In February, flooding along the Mississippi, Tennessee and other rivers in the South caused billions of dollars in damage to homes, businesses and farmland. In late June, Tennessee Gov. Bill Lee announced that U.S. Small Business Administration disaster loans were available to residents and businesses affected by the February flooding in 19 counties.

Heavy rains caused catastrophic flooding along the Arkansas River in Oklahoma and Arkansas this spring. Trouble is now being seen farther south along the Mississippi River.
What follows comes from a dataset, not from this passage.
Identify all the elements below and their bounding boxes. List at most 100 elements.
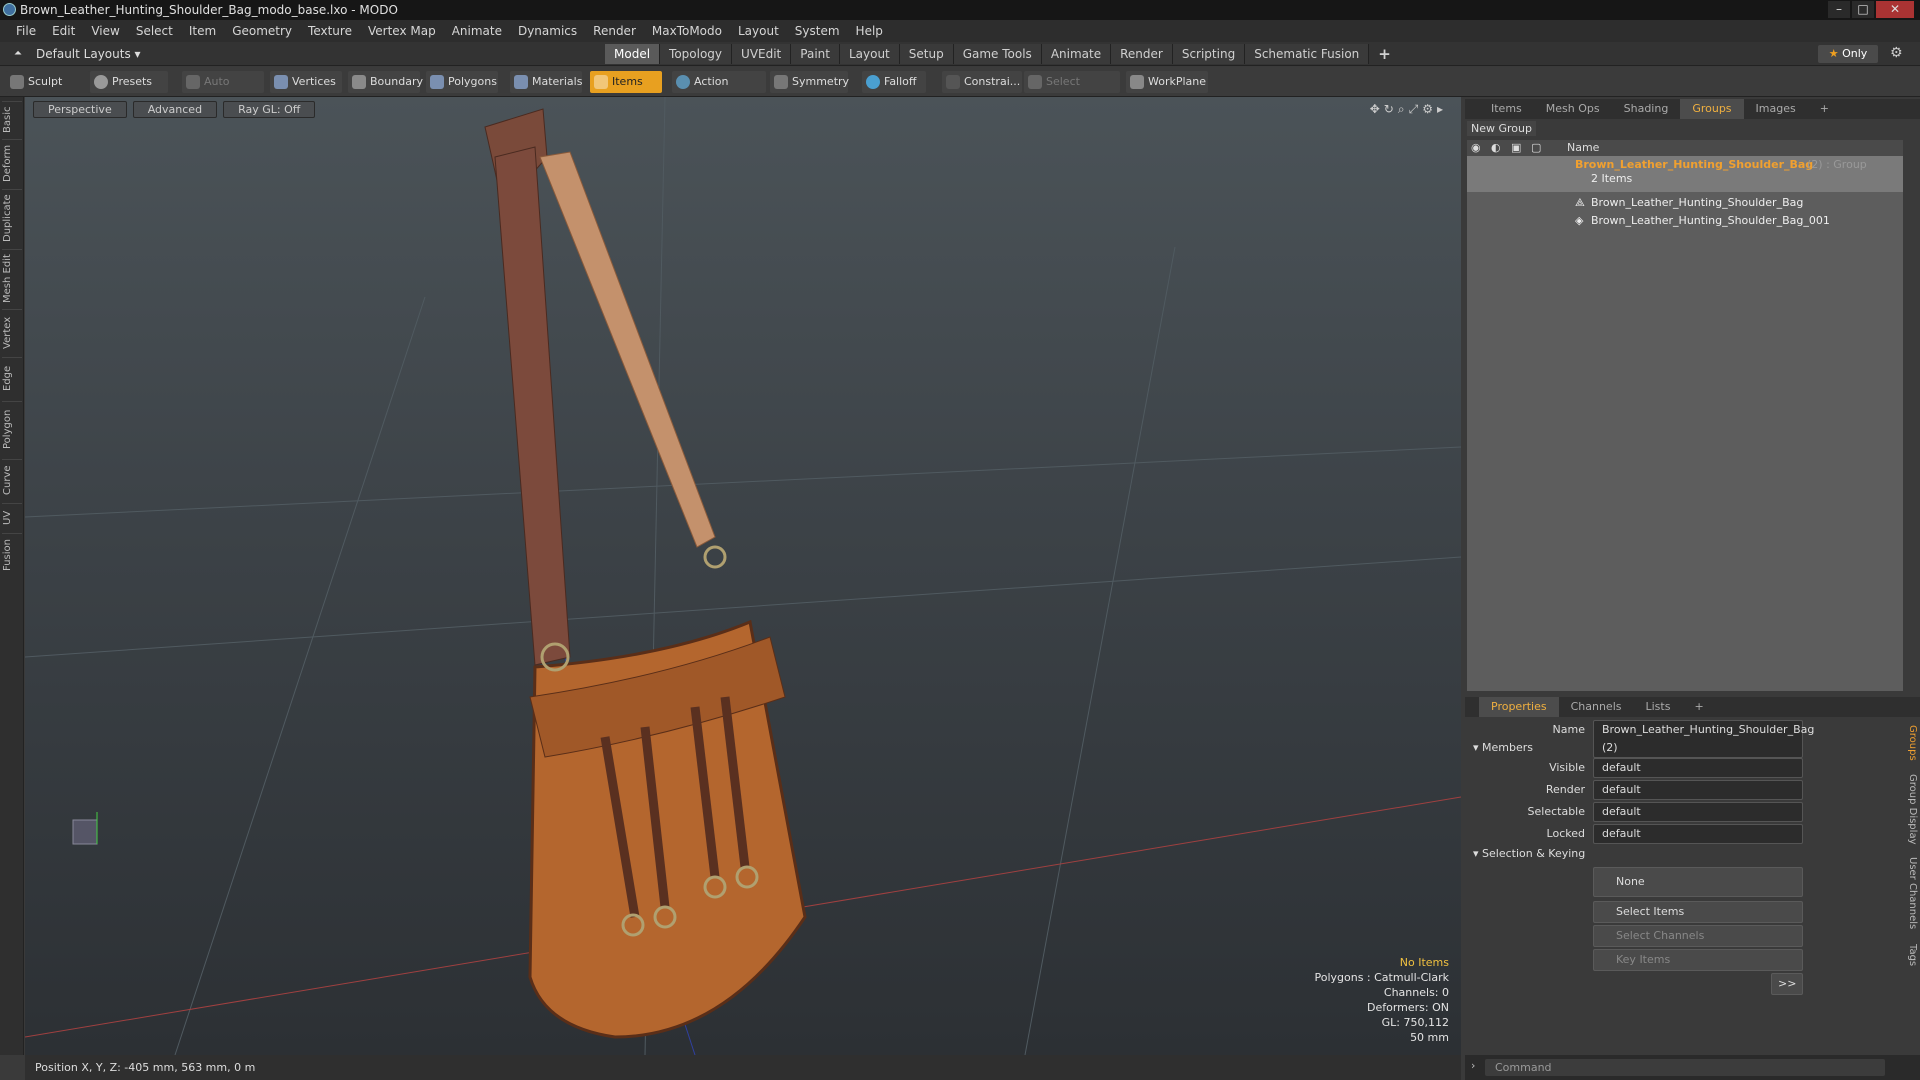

Lauderdale and surrounding low-lying counties are used to flooding from the Mississippi and its tributaries, but not this bad. Farmers built makeshift levees to keep the water away, but many have failed, sending rising water into their properties, Gaines said

On Tuesday, U.S. Rep. David Kustoff toured flooded areas of the county, located north of Memphis. Kustoff said he would try to get federal assistance for affected farmers, who already deal with high insurance costs.

“It would be one thing if this flooding took effect earlier in the year, where they could still plan,” Kustoff said. “But now we’re in July. It’s very tough to make the rest of the year salvageable.”

Despite the damage to cotton and soybeans, there’s reason to celebrate in Ripley, which is best known for its plump, sweet tomatoes. Gaines says the annual tomato festival planned for mid-July won’t be affected by the flooding.